Between cassette and surround sound there wasn’t much brand awareness for people who weren’t around for the era of tapes being popular.
As an 80s baby, I had no clue about Dolby tape technology, they are (to me) surround sound as that was becoming a consumer product around when Twister came out.
If you were born in the 80s, yes, Dolby and it's Double D logo was already a well established and recognizable brand on movie credit rolls and movie posters well before you were born.
No, DVD caused rapid consumer adoption specifically of Dolby Digital - which isn’t surprising since DVD was the first widely used digital movie medium in the West, but Dolby surround sound dates to 1976 in theaters and the 1982 as a consumer home video offering so nearly 20 years prior to DVDs. Most major movies throughout the 80s (thousands before Twister) were mixed in surround sound which was the mix available on the home video (ie both VHS and Laserdisc).
Here's a video tape from 1989 (look on the right side of the label):
> In the 90s people weren’t hyping Dolby tape tech, it was already the standard.
As was Dolby surround. In fact if anything the 90s is when Dolby got some serious competition from DTS and SDDS.

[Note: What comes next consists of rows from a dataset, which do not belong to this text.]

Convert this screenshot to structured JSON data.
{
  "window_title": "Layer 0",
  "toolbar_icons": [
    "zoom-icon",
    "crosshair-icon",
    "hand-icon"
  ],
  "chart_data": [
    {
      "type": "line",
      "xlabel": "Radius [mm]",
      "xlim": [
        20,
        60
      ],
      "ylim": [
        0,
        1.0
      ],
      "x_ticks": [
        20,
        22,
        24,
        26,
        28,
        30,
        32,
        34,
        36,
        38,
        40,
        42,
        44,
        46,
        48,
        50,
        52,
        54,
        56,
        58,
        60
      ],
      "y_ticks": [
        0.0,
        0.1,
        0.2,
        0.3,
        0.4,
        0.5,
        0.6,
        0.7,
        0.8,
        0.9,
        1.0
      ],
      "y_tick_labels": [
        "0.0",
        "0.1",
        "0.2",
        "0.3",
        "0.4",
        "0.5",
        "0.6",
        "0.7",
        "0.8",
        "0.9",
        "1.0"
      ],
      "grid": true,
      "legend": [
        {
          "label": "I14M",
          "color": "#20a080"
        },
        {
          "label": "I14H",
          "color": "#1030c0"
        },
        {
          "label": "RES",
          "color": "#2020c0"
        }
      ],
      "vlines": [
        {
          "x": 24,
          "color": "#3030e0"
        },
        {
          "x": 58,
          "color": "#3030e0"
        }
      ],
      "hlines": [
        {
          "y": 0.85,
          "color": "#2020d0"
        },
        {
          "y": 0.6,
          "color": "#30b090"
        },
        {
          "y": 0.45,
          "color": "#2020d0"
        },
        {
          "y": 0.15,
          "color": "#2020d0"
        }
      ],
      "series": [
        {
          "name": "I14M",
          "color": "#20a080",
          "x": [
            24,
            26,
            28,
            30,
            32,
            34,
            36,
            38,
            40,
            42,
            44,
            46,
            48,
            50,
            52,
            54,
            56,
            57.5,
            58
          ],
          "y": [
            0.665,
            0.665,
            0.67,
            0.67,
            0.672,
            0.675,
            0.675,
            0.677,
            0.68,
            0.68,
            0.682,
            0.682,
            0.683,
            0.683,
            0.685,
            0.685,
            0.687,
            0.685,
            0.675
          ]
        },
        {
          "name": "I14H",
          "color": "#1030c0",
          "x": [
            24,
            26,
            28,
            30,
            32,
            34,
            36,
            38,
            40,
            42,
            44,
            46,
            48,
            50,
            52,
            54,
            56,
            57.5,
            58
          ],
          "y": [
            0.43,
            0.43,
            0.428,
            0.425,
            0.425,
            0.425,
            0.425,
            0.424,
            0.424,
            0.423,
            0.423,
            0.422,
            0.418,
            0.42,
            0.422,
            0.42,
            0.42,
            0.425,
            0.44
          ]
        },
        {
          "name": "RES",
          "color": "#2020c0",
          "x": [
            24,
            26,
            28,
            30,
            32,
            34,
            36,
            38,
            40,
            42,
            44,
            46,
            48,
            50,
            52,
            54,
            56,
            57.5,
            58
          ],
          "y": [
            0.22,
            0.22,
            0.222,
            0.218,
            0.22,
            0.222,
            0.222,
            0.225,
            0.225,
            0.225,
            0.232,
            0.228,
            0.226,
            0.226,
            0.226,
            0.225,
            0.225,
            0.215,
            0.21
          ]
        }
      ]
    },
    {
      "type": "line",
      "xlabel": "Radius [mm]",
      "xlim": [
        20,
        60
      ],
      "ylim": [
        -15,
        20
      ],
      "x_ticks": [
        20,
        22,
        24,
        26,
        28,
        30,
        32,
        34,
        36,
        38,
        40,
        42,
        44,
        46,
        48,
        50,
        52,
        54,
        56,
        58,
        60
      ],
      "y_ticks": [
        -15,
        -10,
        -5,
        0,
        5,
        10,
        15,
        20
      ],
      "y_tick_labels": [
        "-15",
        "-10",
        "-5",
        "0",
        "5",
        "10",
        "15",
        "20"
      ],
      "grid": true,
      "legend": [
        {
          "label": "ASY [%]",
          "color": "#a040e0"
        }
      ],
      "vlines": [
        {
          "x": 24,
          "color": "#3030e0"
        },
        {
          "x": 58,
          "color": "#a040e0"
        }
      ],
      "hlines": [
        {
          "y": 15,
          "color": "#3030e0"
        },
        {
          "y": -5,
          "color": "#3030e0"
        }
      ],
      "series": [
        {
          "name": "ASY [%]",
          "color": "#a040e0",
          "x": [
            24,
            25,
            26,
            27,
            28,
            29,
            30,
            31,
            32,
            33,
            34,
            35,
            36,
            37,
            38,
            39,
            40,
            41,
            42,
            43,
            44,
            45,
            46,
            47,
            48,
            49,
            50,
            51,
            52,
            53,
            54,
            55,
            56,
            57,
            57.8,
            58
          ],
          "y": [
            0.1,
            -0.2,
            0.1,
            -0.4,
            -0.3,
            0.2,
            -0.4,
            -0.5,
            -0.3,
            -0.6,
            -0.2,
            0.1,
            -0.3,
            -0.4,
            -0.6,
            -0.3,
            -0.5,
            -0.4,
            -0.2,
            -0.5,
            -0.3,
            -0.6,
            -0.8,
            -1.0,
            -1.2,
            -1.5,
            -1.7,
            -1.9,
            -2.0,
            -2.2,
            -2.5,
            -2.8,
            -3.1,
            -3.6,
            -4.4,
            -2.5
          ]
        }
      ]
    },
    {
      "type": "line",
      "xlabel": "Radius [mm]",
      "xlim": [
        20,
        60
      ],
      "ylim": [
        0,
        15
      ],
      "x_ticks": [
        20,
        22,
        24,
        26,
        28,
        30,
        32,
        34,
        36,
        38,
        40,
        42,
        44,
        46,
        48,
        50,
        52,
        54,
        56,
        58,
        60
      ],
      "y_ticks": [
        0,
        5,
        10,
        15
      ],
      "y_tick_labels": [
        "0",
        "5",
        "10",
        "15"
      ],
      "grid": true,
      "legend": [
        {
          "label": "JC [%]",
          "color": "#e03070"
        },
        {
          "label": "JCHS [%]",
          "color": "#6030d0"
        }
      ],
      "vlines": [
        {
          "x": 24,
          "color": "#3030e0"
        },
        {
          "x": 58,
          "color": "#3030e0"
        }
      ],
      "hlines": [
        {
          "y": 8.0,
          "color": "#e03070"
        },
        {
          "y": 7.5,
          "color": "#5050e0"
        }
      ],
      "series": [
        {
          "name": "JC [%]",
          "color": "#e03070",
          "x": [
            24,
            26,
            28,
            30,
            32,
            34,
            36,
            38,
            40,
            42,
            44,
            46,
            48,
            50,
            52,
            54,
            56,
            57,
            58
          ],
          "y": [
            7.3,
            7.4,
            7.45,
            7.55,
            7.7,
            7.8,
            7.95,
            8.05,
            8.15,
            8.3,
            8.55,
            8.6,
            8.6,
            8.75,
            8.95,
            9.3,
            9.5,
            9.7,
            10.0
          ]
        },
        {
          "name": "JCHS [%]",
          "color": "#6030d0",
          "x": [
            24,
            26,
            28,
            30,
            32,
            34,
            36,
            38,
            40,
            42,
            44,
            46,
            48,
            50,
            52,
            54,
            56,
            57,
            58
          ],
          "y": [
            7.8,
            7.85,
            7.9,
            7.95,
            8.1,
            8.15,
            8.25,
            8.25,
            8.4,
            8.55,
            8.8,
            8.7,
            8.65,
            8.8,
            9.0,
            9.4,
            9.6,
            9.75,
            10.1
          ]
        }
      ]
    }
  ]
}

So I'm still not sure what the significance of 1996 is other than a personal one. I assume if you were 2 years older you'd say 1994 (and maybe Speed)?
I'd agree that clean sound in 5.1 was a selling point, but I'd state the picture quality had more of an immediately noticeable impact than the sound. You didn't need to purchase a new amp and speakers to notice the impact of the image quality. You could plug it into your existing TV and see an immediate difference.
Plenty of other things helped too like the elmination of "Be Kind, Please Rewind".
BTW, you've forgotten to mention THX. The audience is listening!
I still have a deck that implements Dolby B and C, as well as dbx NR.
(Don’t be fooled by the url date, that’s just the date gocomics reran it)
I found this collection of some of them: https://youtu.be/hmmcgSgt5_c
When i was a kid, we used to call these 'Simpsons moments' referring to the feeling of seeing the parody before the original. As the Simpsons has many cultural references, but is also popular with kids, many of us who grew up watching it had various 'now I get it' moments.
What's interesting is that's it's not obvious that there is a parody or reference at all if one is not familiar. I remember the Simpsons having terminator, 2001, and many other film references that I would have an aha moment years later when i finally understood it.